The Washington Post's argument is spot on and forceful:
The Muslim ban, the David Duke denial, the “Mexican” judge flap, the draft dodger denigrating John McCain’s military service, the son of privilege attacking an immigrant Gold Star mother and the constant revisionism and lying about past political positions taken are but a few of the lowlights that have punctuated Donald Trump’s chaotic chase for the presidency ... the political ride will only get rockier for Trump in the coming days after he suggested that one way to keep a conservative Supreme Court after Hillary Clinton got elected would be to assassinate her or federal judges. Trump and his supporters have been scrambling wildly all day to explain away the inexplicable, but they can stop wasting their time. The GOP nominee was clearly suggesting that some of the “Second Amendment people” among his supporters could kill his Democratic opponent were she to be elected ... A bloody line has been crossed that cannot be ignored. At long last, Donald Trump has left the Republican Party few options but to act decisively and get this political train wreck off the tracks before something terrible happens.

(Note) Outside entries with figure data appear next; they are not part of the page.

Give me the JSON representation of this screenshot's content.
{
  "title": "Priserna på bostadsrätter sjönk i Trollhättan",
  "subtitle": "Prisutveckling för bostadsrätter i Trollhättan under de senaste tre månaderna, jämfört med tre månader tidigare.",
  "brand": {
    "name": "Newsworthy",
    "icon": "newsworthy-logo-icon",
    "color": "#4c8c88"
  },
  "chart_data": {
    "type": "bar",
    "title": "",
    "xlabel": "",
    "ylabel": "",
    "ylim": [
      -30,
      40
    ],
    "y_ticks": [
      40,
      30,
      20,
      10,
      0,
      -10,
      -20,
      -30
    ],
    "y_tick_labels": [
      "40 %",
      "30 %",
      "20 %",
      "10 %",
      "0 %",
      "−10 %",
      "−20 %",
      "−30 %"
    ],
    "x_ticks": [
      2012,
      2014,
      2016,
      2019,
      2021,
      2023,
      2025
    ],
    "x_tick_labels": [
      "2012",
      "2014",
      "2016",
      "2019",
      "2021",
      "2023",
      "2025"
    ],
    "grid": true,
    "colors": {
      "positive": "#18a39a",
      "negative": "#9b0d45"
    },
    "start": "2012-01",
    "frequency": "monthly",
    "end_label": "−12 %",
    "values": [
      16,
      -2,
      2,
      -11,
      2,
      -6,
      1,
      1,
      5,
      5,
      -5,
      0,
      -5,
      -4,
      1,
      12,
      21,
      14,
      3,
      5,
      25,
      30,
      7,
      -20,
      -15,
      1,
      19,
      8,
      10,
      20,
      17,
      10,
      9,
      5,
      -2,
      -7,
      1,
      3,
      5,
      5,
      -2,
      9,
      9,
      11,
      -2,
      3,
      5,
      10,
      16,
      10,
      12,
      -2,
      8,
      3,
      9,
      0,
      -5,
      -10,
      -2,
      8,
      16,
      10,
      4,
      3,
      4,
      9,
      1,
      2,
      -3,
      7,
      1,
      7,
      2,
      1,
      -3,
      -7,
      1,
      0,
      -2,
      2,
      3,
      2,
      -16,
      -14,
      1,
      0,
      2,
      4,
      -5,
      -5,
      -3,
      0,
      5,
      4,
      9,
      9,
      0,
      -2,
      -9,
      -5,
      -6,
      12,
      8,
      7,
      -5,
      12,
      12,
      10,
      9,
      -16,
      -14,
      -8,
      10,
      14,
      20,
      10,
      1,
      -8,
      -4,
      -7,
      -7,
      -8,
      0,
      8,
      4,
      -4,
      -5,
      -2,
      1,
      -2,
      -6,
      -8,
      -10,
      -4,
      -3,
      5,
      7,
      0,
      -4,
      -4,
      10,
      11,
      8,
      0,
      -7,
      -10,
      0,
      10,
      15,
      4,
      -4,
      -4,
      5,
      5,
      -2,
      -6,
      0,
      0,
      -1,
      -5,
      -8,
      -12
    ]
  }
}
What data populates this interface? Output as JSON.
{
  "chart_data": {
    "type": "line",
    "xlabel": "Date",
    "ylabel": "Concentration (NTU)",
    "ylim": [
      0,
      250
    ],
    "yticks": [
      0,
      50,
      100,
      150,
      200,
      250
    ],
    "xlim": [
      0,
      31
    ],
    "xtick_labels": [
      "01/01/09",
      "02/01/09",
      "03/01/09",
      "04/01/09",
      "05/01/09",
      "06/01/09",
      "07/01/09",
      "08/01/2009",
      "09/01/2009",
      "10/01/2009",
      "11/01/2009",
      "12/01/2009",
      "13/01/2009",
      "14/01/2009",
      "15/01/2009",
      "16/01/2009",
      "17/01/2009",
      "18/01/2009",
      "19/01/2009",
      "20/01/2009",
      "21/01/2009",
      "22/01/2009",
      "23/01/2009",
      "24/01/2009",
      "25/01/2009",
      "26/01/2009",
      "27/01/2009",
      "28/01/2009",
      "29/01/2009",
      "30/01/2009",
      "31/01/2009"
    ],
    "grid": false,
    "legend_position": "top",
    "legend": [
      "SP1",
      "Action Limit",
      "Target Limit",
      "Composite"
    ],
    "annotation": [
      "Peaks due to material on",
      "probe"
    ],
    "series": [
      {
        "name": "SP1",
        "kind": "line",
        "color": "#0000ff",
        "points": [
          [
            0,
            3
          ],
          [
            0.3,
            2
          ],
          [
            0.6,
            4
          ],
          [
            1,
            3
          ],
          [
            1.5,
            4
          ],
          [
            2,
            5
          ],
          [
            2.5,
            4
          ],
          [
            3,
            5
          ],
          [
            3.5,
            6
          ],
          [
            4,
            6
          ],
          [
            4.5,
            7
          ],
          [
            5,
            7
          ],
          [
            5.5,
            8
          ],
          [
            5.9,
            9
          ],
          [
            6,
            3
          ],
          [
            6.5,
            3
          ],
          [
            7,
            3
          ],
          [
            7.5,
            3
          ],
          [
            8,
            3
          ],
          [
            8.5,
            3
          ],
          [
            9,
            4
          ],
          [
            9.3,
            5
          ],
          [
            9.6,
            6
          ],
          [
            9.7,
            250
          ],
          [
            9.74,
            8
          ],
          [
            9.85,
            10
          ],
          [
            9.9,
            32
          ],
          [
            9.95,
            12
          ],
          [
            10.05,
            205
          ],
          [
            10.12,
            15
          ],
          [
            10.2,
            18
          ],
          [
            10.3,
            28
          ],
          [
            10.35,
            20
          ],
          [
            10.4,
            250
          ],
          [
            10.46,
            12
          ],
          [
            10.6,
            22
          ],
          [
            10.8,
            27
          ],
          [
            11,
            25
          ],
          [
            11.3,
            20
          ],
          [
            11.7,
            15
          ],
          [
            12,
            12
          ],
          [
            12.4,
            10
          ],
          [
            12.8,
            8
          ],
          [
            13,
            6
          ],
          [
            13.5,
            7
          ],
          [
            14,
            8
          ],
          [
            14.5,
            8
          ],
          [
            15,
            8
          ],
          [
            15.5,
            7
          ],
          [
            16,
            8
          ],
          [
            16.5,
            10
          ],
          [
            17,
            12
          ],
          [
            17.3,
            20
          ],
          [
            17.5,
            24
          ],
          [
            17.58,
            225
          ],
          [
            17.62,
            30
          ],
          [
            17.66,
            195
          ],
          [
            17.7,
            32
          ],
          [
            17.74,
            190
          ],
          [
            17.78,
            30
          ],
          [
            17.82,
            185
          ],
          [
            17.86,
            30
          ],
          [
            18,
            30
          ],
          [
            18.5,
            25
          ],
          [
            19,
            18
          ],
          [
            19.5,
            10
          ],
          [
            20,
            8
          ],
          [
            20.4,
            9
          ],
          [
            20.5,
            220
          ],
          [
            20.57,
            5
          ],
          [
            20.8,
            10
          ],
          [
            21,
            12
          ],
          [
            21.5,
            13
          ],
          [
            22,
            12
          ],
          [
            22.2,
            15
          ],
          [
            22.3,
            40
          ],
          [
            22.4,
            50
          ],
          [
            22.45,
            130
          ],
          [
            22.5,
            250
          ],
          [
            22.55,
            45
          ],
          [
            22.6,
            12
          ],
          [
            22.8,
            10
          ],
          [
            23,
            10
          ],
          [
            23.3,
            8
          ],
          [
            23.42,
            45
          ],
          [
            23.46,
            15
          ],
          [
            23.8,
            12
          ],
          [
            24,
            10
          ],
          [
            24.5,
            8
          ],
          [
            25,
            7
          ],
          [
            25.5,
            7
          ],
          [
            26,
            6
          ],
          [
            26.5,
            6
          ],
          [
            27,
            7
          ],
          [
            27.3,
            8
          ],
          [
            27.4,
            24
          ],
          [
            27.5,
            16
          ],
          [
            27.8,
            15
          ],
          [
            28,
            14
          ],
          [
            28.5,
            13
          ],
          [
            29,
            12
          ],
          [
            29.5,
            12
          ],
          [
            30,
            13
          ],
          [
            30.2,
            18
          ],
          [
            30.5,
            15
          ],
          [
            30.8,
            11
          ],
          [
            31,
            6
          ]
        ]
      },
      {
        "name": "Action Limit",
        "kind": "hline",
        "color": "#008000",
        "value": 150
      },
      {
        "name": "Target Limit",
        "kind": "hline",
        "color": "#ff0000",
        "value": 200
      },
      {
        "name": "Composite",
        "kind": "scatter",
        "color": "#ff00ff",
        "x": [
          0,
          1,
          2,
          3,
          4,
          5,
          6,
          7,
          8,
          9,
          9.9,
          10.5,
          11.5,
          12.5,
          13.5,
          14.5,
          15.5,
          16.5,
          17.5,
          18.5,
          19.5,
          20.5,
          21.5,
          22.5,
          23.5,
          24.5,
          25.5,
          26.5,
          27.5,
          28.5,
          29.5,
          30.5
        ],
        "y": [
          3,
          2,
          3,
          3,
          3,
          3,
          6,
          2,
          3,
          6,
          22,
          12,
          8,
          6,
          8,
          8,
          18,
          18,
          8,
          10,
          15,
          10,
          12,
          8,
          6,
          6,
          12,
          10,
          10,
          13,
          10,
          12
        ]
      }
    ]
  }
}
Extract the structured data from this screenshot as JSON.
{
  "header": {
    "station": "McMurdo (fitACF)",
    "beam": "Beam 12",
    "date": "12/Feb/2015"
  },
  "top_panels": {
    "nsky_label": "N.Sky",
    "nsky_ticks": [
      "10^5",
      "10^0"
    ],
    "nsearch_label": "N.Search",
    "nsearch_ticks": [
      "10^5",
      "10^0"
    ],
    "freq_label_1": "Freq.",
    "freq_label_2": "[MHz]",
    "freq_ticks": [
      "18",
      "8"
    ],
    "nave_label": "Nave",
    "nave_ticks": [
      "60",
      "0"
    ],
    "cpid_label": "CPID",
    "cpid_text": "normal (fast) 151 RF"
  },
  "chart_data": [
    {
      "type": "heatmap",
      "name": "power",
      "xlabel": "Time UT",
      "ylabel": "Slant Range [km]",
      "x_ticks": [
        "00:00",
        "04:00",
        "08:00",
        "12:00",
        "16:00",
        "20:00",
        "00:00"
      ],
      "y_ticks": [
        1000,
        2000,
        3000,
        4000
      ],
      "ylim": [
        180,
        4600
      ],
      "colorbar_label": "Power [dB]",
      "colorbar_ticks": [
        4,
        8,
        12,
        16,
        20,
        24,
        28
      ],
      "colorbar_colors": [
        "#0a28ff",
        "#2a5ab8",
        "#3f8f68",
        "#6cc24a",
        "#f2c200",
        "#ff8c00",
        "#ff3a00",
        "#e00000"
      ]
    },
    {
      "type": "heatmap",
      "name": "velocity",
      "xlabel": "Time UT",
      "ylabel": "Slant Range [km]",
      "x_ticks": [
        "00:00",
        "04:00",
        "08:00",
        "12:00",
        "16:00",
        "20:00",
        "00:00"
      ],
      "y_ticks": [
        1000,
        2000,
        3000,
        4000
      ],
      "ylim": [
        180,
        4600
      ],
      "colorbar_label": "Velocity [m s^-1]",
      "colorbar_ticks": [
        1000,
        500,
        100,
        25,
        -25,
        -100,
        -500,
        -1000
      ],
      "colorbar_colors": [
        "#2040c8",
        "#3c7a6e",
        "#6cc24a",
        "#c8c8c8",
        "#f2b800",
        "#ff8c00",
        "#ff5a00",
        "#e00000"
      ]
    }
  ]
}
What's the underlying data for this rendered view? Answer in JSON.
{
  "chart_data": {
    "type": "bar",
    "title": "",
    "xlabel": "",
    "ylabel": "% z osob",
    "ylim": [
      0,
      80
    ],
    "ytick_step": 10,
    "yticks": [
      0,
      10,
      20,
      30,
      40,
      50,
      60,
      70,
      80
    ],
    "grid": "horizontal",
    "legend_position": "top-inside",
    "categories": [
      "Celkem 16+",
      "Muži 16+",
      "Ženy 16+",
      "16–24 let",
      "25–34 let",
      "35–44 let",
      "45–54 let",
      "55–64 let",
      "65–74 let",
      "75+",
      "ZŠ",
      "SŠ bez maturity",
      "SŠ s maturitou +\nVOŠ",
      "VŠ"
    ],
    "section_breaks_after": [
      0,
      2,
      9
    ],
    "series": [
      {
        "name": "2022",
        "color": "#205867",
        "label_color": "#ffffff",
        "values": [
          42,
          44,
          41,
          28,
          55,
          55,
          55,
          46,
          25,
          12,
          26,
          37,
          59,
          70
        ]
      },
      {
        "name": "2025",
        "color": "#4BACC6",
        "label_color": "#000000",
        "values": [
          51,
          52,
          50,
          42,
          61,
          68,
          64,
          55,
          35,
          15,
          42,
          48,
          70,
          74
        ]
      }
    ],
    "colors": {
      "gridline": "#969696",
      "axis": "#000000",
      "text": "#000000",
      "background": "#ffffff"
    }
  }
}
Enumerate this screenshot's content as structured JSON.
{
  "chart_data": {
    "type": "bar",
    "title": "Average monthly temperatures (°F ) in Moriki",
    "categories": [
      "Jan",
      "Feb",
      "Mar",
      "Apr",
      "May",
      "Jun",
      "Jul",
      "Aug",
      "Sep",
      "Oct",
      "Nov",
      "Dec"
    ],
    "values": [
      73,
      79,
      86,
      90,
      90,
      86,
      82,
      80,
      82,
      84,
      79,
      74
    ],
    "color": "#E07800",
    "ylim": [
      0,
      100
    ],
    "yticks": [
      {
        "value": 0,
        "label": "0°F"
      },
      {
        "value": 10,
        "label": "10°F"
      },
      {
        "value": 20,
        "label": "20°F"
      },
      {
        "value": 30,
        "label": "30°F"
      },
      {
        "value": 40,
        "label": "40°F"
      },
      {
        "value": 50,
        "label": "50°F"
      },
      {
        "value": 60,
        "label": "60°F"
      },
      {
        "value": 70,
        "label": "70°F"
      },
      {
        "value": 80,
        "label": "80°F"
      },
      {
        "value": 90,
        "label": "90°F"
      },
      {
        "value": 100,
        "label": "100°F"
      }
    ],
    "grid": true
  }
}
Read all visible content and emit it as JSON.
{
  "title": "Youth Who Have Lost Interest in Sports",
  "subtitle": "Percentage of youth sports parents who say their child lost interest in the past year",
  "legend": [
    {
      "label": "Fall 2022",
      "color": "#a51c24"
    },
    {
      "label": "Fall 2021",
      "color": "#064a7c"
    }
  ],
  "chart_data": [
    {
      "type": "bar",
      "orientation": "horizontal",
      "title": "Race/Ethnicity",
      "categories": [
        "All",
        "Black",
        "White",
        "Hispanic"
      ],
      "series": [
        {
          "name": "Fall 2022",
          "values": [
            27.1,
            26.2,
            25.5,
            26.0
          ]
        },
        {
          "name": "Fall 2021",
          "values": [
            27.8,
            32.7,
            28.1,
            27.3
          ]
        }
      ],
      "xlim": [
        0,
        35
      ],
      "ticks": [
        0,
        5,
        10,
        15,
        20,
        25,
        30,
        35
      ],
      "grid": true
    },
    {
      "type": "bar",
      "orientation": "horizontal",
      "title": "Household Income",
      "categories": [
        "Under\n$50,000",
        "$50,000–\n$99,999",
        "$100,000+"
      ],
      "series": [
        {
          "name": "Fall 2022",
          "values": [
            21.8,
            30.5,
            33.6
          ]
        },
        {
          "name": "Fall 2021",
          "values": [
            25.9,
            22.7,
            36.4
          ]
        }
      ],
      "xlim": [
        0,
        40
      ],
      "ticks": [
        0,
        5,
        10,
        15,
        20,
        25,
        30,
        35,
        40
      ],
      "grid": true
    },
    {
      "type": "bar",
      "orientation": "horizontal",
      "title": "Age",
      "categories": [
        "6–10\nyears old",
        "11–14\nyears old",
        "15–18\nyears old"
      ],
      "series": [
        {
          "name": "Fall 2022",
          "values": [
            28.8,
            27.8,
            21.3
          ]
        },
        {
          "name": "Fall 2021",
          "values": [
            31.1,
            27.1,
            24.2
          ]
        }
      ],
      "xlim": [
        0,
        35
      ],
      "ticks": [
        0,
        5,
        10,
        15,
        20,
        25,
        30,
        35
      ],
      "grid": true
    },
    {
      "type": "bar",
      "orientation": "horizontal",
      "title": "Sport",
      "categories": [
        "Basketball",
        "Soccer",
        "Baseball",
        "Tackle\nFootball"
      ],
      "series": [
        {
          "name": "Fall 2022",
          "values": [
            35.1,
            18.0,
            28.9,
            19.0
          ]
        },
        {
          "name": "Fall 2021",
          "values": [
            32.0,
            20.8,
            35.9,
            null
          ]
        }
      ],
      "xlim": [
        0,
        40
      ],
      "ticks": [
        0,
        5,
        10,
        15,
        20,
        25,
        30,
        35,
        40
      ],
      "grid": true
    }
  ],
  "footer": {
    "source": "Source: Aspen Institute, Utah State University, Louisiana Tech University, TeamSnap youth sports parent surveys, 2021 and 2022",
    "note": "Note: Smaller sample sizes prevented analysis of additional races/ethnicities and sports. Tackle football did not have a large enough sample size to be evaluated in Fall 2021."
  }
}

Will calls for the GOP to dump Trump work? Probably not. Trump's supporters don't deal in reality, and are bending over backwards to justify and parse his words. They don't see anything wrong with what he said, or says.
For their part, the leadership of the GOP have lived in a clueless Christian-neoliberal alternate universe for years. They don't have the intellectual or moral spine to confront their Frankenstein.
But the real reason Donald Trump's campaign will continue is the idiot fatigue that surrounds Donald Trump. Simply put, every time Donald Trump says something stupid or ignorant too many people are now shrugging it off as if it's just another Johnny Manziel-TMZ moment.
What we are seeing - and with a nod to Neil Postman - is a society that has become so distracted by trivia that our political culture has been recast into "a perpetual round of entertainments", where serious public conversation is little more than an elevated "form of baby-talk". Give them what they want and they will coo for you. What we would like to think is an informed society living in a vibrant democracy is really little more than an audience in a vaudeville act. Life has become burlesque.
Idiot fatigue is not a symptom for Trump's supporters, it's a condition.
- Mark
2 comments:
Brilliant!
Spot on, Mark! I truly think that his campaign has reached "critical mass" and he's simply looking for a way out hence the over-the-top (even by his standards) rhetoric.